Former Google CEO Eric Schmidt said he sees “existential risks” with artificial intelligence as the technology advances.

Artificial intelligence could pose existential risks and governments need to know how to make sure the technology is not “misused by evil people,” former Google chief executive Eric Schmidt warned on Wednesday.

The future of AI has become at the center of conversations between technologists and policymakers grappling with what the technology looks like in the future and how it should be regulated.

ChatGPT, the chatbot that went viral last year, has arguably brought more awareness to AI as major companies around the world look to launch rival products and talk about their AI capabilities.

Speaking at The Wall Street Journal CEO Council Summit in London, Schmidt said his concern is that AI is an “existential risk.”

“And existential risk is defined as many, many, many, many people getting hurt or killed,” Schmidt said.

“There are scenarios not today, but reasonably soon, where these systems will be able to encounter zero-day cybersecurity exploits.” or discover new kinds of biology. Now this is fiction today, but his reasoning is likely true.
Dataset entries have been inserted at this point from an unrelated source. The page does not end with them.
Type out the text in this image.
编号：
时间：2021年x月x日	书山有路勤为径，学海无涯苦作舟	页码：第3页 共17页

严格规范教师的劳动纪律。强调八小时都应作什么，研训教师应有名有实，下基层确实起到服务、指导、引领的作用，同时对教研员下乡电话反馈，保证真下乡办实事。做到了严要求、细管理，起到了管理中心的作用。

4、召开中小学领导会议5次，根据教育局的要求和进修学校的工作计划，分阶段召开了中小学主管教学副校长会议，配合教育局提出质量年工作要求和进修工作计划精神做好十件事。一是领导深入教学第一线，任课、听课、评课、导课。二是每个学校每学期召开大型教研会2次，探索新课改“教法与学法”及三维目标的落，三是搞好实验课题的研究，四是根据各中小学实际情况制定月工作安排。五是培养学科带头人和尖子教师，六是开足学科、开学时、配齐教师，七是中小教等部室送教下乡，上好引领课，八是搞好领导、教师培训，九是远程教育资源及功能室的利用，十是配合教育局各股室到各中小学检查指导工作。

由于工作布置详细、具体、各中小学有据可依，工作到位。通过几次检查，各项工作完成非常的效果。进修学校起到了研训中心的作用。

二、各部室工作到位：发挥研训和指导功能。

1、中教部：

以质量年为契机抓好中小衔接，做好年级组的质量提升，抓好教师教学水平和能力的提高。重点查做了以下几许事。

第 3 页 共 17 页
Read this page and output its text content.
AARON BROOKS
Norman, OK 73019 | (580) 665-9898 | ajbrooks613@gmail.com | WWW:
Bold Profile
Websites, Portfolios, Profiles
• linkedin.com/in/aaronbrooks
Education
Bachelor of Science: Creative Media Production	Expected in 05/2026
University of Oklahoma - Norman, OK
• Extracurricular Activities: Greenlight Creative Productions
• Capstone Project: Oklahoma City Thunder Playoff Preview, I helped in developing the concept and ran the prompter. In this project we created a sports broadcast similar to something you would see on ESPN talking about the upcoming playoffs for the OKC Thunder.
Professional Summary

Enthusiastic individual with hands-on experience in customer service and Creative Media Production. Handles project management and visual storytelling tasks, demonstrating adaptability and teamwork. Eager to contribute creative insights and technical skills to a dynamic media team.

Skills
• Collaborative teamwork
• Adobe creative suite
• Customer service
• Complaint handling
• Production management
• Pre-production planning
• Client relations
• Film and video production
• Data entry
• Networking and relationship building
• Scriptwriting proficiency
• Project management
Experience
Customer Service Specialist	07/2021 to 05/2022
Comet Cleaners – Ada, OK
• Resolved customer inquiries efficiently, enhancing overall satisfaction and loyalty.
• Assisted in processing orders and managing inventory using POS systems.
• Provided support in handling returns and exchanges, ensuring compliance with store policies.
And when that happens, we want to be prepared to know how to make sure these things aren’t misused by evil people.”

Zero-day exploits are security vulnerabilities found by hackers in software and systems.

Schmidt, who was Google’s CEO from 2001 to 2011, did not have a clear vision of how AI should be regulated, but said it is a “broader issue for society.” However, he said a new regulatory agency dedicated to regulating AI is unlikely to be established in the US.

Schmidt is not the first major tech figure to warn of the risks of AI.

Sam Altman, CEO of OpenAI that developed ChatGPT, admitted in March that he is “a little scared” of artificial intelligence. He said that he is concerned that authoritarian governments develop the technology,

Tesla CEO Elon Musk has said in the past that he believes AI poses one of the “biggest risks” to civilization.

Even the current Google and Alphabet CEO Sundar Pichai, who recently oversaw the company’s launch of its own chatbot called Bard AI, said the technology “will affect all products across all companies,” adding that society must prepare for the changes.

Schmidt was part of the US Homeland Security Commission on AI, which in 2019 began a review of the technology, including a potential regulatory framework. The commission published its review in 2021, warning that the US was not ready for the AI ​​era.